The Tor functor Tor_n(A, B) is the n-th left derived functor of − ⊗ B, computed via a projective resolution of A. Tor_1(A, B) measures the failure of A ⊗ − to be exact, capturing torsion phenomena. Higher Tor groups measure higher-order non-exactness. Tor is dual to Ext and crucial in computing tensor products of complexes and understanding flatness.
From exact sequences, you know what it means for a functor to be exact: it preserves the exactness of short exact sequences 0 → A' → A → A'' → 0. The tensor product − ⊗ B is right-exact: a short exact sequence 0 → A' → A → A'' → 0 yields A' ⊗ B → A ⊗ B → A'' ⊗ B → 0, with the zero on the right preserved. But the map A' ⊗ B → A ⊗ B may fail to be injective — left-exactness can break. The Tor functors are the derived functors that measure precisely how and how much it breaks.
The construction uses projective resolutions. For a module A, take a projective resolution: a long exact sequence ... → P₂ → P₁ → P₀ → A → 0 where each Pᵢ is projective (you know projective modules: they are the modules for which Hom(P, −) is exact, equivalently the direct summands of free modules). Remove A from the sequence. Tensor the remaining complex with B to get ... → P₂⊗B → P₁⊗B → P₀⊗B → 0. This tensored complex is generally no longer exact. Take its homology: Tor_n(A, B) = Hₙ(P_• ⊗ B). A key theorem establishes that this is independent of the choice of projective resolution, so Tor_n is well-defined.
The lowest cases give the most intuition. Tor_0(A, B) = A ⊗ B: the zeroth homology just recovers the original tensor product.
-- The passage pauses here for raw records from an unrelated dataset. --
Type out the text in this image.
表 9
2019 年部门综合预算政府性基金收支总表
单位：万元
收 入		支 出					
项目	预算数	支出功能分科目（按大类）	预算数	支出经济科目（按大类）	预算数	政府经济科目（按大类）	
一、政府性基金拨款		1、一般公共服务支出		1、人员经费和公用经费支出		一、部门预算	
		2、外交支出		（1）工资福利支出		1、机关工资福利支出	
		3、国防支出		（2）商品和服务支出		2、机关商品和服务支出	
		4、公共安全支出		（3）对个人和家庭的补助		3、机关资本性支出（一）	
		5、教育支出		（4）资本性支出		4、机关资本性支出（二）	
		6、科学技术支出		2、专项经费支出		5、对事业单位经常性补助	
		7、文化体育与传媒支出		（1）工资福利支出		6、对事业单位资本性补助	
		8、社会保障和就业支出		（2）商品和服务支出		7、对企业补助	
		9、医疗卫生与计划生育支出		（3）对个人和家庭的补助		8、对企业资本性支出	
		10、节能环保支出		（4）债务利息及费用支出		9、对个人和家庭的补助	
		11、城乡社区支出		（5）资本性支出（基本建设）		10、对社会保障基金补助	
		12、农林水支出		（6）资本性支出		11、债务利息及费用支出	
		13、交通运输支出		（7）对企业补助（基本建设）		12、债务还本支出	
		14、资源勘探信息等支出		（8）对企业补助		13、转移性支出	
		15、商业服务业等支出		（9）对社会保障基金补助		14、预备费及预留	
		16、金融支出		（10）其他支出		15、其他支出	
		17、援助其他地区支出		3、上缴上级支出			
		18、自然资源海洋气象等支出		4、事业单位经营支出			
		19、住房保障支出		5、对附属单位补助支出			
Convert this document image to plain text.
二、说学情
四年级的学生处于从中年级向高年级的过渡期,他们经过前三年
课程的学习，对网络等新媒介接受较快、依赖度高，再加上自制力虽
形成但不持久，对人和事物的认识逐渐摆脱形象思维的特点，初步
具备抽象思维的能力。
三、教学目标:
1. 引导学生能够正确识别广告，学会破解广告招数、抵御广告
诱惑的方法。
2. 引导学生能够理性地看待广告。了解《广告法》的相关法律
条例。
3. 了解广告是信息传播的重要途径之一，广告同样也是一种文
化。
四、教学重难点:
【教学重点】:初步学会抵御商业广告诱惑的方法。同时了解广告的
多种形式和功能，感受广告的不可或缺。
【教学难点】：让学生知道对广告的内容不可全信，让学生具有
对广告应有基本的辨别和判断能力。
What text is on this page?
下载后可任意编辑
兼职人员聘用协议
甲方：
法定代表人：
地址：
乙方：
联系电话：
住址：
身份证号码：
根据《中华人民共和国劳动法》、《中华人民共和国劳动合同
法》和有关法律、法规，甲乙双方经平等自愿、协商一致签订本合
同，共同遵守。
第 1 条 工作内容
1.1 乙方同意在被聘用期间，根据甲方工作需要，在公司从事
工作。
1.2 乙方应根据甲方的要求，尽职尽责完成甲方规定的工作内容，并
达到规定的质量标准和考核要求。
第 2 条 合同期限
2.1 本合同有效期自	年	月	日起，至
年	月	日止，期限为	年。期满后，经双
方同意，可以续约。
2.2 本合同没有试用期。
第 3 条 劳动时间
Tor_1(A, B) is the most geometrically meaningful and gives Tor its name. For cyclic groups: Tor_1(ℤ/mℤ, ℤ/nℤ) ≅ ℤ/gcd(m,n)ℤ. This captures torsion interaction: two cyclic groups have non-trivial Tor₁ exactly when their orders share a common factor. The torsion in A interacts with the torsion in B in a way that is invisible to the tensor product itself (ℤ/mℤ ⊗ ℤ/nℤ ≅ ℤ/gcd(m,n)ℤ as well, but the information about the failure of exactness in the resolution is what Tor records at higher levels).
The flatness connection ties Tor back to module theory: A is flat if and only if Tor_n(A, B) = 0 for all n ≥ 1 and all B. Flat modules are precisely those for which tensoring preserves exact sequences — they are the "good" modules for tensor products, analogous to projective modules for Hom. Free modules are flat, projective modules are flat, but flatness is a strictly weaker condition (every projective is flat, but not conversely). In algebraic geometry, the fibers of a flat morphism vary "continuously" — Tor vanishing is the algebraic condition ensuring this geometric regularity. Higher Tor groups also appear in the Künneth formula for computing homology of product spaces, where Tor_1 terms correct for the non-exactness that can arise when the chain groups have torsion. Tor is, alongside Ext, one of the two fundamental invariants of homological algebra.